Quadrotor Control Simulation
The goal of this project was to develop a robust control scheme to enable a quadrotor to track desired trajectories in the presence of external disturbances. This was done by deriving the sliding mode control laws, tuning gain values, and simulating the quadrotor on gazebo. The control law worked as intended as the quadrotor went to the designated waypoints in the proper sequence and time.
Trajectory Generation
For each of the 4 control inputs, we calculated the desired trajectory, velocity, and acceleration equations for the xyz directions with quintic trajectory generation.
Sliding Mode Control Laws
The control laws were derived to control altitude, roll, pitch, and yaw. We solved for the derivative of the sliding surface equation to satisfy the sliding mode condition ensuring stable control. We then solved for the control input to get our final control law.
Simulation
Quadrotor Trajectory Tracking Simulation.mp4The controller was put to the test in ROS with Gazebo as the physics simulator.
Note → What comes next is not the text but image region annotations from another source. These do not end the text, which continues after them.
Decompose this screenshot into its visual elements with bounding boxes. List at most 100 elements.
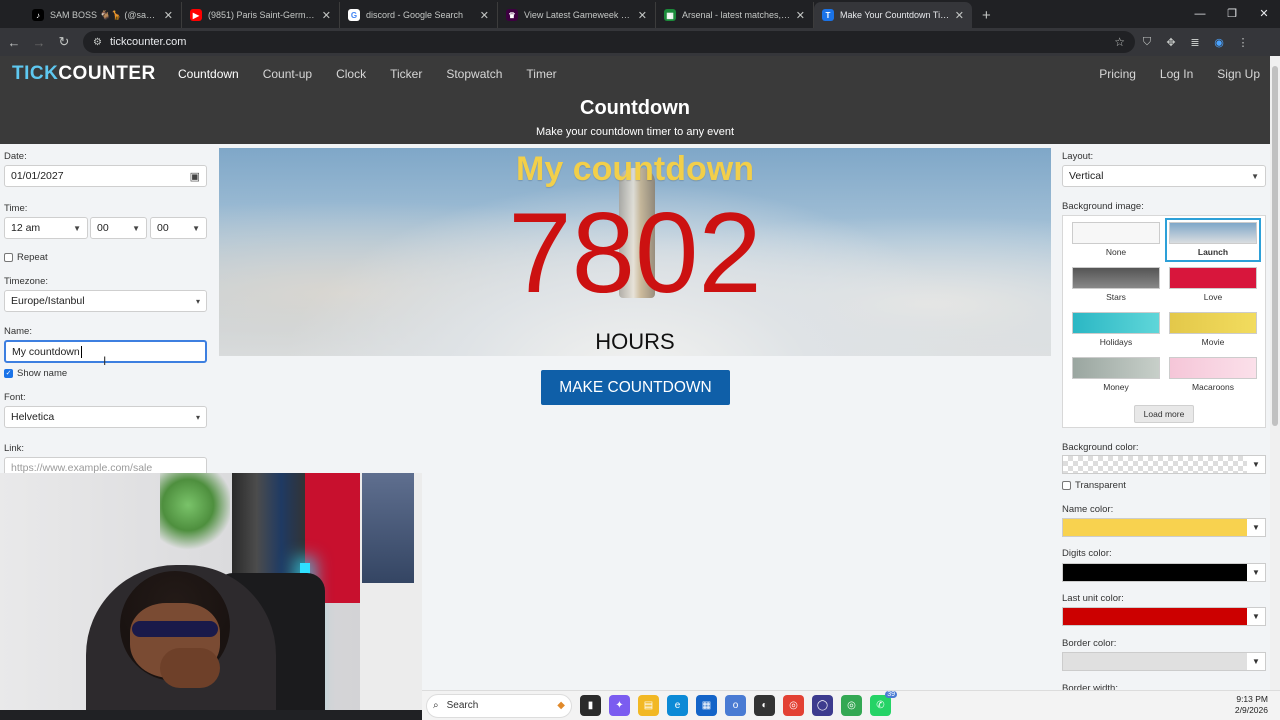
hour-select[interactable]: 12 am ▼ [4, 217, 88, 239]
nav-signup[interactable]: Sign Up [1217, 67, 1260, 81]
reload-icon[interactable]: ↻ [53, 34, 75, 50]
bg-thumb [1169, 267, 1257, 289]
repeat-checkbox[interactable]: Repeat [4, 252, 48, 263]
scrollbar-thumb[interactable] [1272, 66, 1278, 426]
nav-clock[interactable]: Clock [336, 67, 366, 81]
load-more-button[interactable]: Load more [1134, 405, 1194, 423]
notification-badge: 39 [885, 691, 897, 698]
bg-option-macaroons[interactable]: Macaroons [1167, 357, 1259, 392]
chrome-icon[interactable]: ◎ [783, 695, 804, 716]
task-view-icon[interactable]: ▮ [580, 695, 601, 716]
layout-select[interactable]: Vertical ▼ [1062, 165, 1266, 187]
bg-option-launch[interactable]: Launch [1165, 218, 1261, 262]
nav-ticker[interactable]: Ticker [390, 67, 422, 81]
page-scrollbar[interactable] [1270, 56, 1280, 690]
search-icon: ⌕ [433, 700, 439, 711]
store-icon[interactable]: ▦ [696, 695, 717, 716]
bg-option-none[interactable]: None [1070, 222, 1162, 257]
browser-tab[interactable]: ▦ Arsenal - latest matches, scores ✕ [656, 2, 814, 28]
border-color-label: Border color: [1062, 638, 1117, 649]
minute-select[interactable]: 00 ▼ [90, 217, 147, 239]
chrome-profile-icon[interactable]: ◎ [841, 695, 862, 716]
calendar-icon[interactable]: ▣ [190, 170, 200, 183]
nav-pricing[interactable]: Pricing [1099, 67, 1136, 81]
bg-color-picker[interactable]: ▼ [1062, 455, 1266, 474]
nav-login[interactable]: Log In [1160, 67, 1193, 81]
whatsapp-icon[interactable]: ✆ 39 [870, 691, 897, 716]
forward-icon[interactable]: → [28, 35, 50, 50]
checkbox-checked[interactable]: ✓ [4, 369, 13, 378]
close-icon[interactable]: ✕ [796, 9, 805, 22]
menu-icon[interactable]: ⋮ [1231, 36, 1255, 49]
close-icon[interactable]: ✕ [480, 9, 489, 22]
bg-label: Love [1203, 292, 1223, 302]
taskbar-search[interactable]: ⌕ Search ◆ [426, 693, 572, 718]
chevron-down-icon: ▼ [1247, 456, 1265, 473]
transparent-checkbox[interactable]: Transparent [1062, 480, 1126, 491]
border-color-picker[interactable]: ▼ [1062, 652, 1266, 671]
close-icon[interactable]: ✕ [955, 9, 964, 22]
bg-option-love[interactable]: Love [1167, 267, 1259, 302]
second-select[interactable]: 00 ▼ [150, 217, 207, 239]
hero: Countdown Make your countdown timer to a… [0, 92, 1270, 144]
show-name-checkbox[interactable]: ✓ Show name [4, 368, 67, 379]
restore-icon[interactable]: ❐ [1216, 0, 1248, 28]
profile-icon[interactable]: ◉ [1207, 36, 1231, 49]
tiktok-icon: ♪ [32, 9, 44, 21]
font-select[interactable]: Helvetica ▾ [4, 406, 207, 428]
name-color-label: Name color: [1062, 504, 1114, 515]
new-tab-icon[interactable]: + [972, 2, 991, 28]
date-input[interactable]: 01/01/2027 ▣ [4, 165, 207, 187]
browser-tab[interactable]: ♪ SAM BOSS 🐐🦒 (@sam.boss3 ✕ [24, 2, 182, 28]
last-unit-color-picker[interactable]: ▼ [1062, 607, 1266, 626]
outlook-icon[interactable]: o [725, 695, 746, 716]
steam-icon[interactable]: ◐ [754, 695, 775, 716]
chevron-down-icon: ▼ [1247, 564, 1265, 581]
shield-icon[interactable]: ⛉ [1135, 36, 1159, 49]
url-input[interactable]: ⚙ tickcounter.com ☆ [83, 31, 1135, 53]
close-icon[interactable]: ✕ [164, 9, 173, 22]
close-icon[interactable]: ✕ [638, 9, 647, 22]
close-icon[interactable]: ✕ [322, 9, 331, 22]
bg-option-money[interactable]: Money [1070, 357, 1162, 392]
bg-label: Money [1103, 382, 1129, 392]
browser-tab[interactable]: ♛ View Latest Gameweek Points | ✕ [498, 2, 656, 28]
transparent-label: Transparent [1075, 480, 1126, 491]
bg-image-label: Background image: [1062, 201, 1144, 212]
folder-icon[interactable]: ▤ [638, 695, 659, 716]
tickcounter-logo[interactable]: TICKCOUNTER [12, 63, 168, 85]
bg-thumb [1169, 222, 1257, 244]
preview-unit: HOURS [595, 329, 675, 354]
checkbox-box[interactable] [1062, 481, 1071, 490]
app-icon[interactable]: ◯ [812, 695, 833, 716]
close-window-icon[interactable]: ✕ [1248, 0, 1280, 28]
media-icon[interactable]: ≣ [1183, 36, 1207, 49]
back-icon[interactable]: ← [3, 35, 25, 50]
digits-color-picker[interactable]: ▼ [1062, 563, 1266, 582]
minimize-icon[interactable]: — [1184, 0, 1216, 28]
bookmark-star-icon[interactable]: ☆ [1114, 35, 1125, 49]
bg-option-holidays[interactable]: Holidays [1070, 312, 1162, 347]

In code, the controller works by looping through and updating control inputs and other values over time as it receives the ROS messages containing the quadrotor current states and elapsed time. The main controller function takes in XYZ, roll pitch yaw values, and their derivatives.
The program calculates the desired trajectories and computes the resulting error. These values are then used in the control law equations to get the proper control input in real time.